CM . . .
. Volume XVI Number 28. . . .March 26, 2010
Andrea Beck’s latest Elliot Moose story, Elliot’s Fire Truck, sees the character of Elliot adopting the role of a firefighter atop his bright red, toy fire truck. The problem Elliot faces is that all of his friends want to be firefighters while no one is willing to play the role of a victim in need of rescue. As the story unfolds, Elliot attempts to convince Socks, Paisley and Amy of their need to be rescued. Eventually, Elliot and his friends insist that Snowy and Puff are too small to be firefighters and, as such, must play the roles of victims. A valuable lesson is learned when the fire crew finds itself in need of rescue.
Elliot’s Fire Truck is the latest instalment in Beck’s “Elliot Moose” series of books. As the books have also been adapted into a TV series, many young children will recognize the characters of Elliot and his friends.
Beck’s story is a feel-good tale with a happy ending. The author highlights and promotes the idea of imaginative play, a concept which will appeal to the parents of the book’s young readers. The book is infused with descriptive vocabulary that adds interest and detail to the relatively predictable story. Although Beck promotes the ideals of sharing, friendship, and playing together, her text is not distractingly didactic. Rather, she tells a sweet tale with an important message of inclusion and fair play.

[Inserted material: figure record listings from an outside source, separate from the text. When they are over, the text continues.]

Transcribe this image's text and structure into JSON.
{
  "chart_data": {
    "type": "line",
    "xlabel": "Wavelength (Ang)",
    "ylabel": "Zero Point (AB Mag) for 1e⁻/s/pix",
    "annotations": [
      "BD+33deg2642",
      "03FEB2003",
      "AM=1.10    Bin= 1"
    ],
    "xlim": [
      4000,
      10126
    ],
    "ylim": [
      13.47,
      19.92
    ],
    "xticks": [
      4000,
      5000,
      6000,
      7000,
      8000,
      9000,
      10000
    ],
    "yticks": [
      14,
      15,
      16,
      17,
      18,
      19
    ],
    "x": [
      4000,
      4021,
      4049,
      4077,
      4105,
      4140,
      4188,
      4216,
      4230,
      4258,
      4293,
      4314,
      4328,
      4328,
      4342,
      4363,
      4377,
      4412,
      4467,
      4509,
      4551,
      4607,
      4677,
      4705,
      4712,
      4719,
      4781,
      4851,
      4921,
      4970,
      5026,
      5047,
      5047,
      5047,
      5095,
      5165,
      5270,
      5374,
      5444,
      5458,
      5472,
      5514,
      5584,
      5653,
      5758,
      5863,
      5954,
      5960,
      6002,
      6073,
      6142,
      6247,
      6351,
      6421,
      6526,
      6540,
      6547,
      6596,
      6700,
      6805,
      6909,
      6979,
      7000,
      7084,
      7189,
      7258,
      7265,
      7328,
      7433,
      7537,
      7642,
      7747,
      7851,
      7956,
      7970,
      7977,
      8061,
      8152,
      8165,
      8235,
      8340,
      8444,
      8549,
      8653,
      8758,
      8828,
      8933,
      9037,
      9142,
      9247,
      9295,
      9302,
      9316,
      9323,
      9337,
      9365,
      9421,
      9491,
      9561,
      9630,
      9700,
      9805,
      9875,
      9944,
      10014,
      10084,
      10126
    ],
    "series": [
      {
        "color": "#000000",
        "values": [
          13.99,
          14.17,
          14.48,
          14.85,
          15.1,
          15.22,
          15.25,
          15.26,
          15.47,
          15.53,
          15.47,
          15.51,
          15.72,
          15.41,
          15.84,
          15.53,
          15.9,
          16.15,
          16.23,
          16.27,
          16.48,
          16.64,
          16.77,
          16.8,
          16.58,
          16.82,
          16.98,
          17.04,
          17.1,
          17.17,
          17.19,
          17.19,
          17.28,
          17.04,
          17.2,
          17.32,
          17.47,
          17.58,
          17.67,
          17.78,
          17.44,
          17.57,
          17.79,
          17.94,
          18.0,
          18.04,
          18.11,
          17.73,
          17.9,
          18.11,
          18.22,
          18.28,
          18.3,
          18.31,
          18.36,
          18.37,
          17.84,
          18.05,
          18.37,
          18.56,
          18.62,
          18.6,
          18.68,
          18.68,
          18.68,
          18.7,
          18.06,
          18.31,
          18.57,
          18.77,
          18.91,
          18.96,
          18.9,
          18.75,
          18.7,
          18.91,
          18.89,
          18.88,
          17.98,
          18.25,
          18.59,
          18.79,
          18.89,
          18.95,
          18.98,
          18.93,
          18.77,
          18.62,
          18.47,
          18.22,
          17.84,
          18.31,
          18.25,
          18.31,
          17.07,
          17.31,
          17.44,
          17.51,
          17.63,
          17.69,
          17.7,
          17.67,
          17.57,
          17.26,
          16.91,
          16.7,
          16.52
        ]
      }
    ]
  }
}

In addition to the text, Beck also provided the coloured pencil illustrations for this book. The full colour artwork features the skillful use of perspective and varied points of view to add interest to the illustrations. Combining a soft colour palette with strategic use of rounded shapes, Beck manages to convey the texture of soft and cuddly stuffed animals. The pictures primarily consist of muted colours, but Beck employs bold splashes of red to add visual interest to the book. Her use of red also subtly reinforces the fire fighting theme of the book. Beck’s characters are depicted in a manner that portrays their wide-eyed innocence.
Although the plotline of the story is rather simplistic and predictable, there is enough to like about Beck’s word choices and her illustrative prowess that this book is likely to appeal to young children. In reading this story to a group of grade 2 students, the book’s content failed to hold their attention. Orca promotes the book as suitable for children to age 8; however, we feel the book is best limited to children up to the age of 5.
Leanne Ryrie is a graduate student currently teaching grade 2 students. Gregory Bryan teaches literacy education classes in the Faculty of Education at the University of Manitoba in Winnipeg, MB.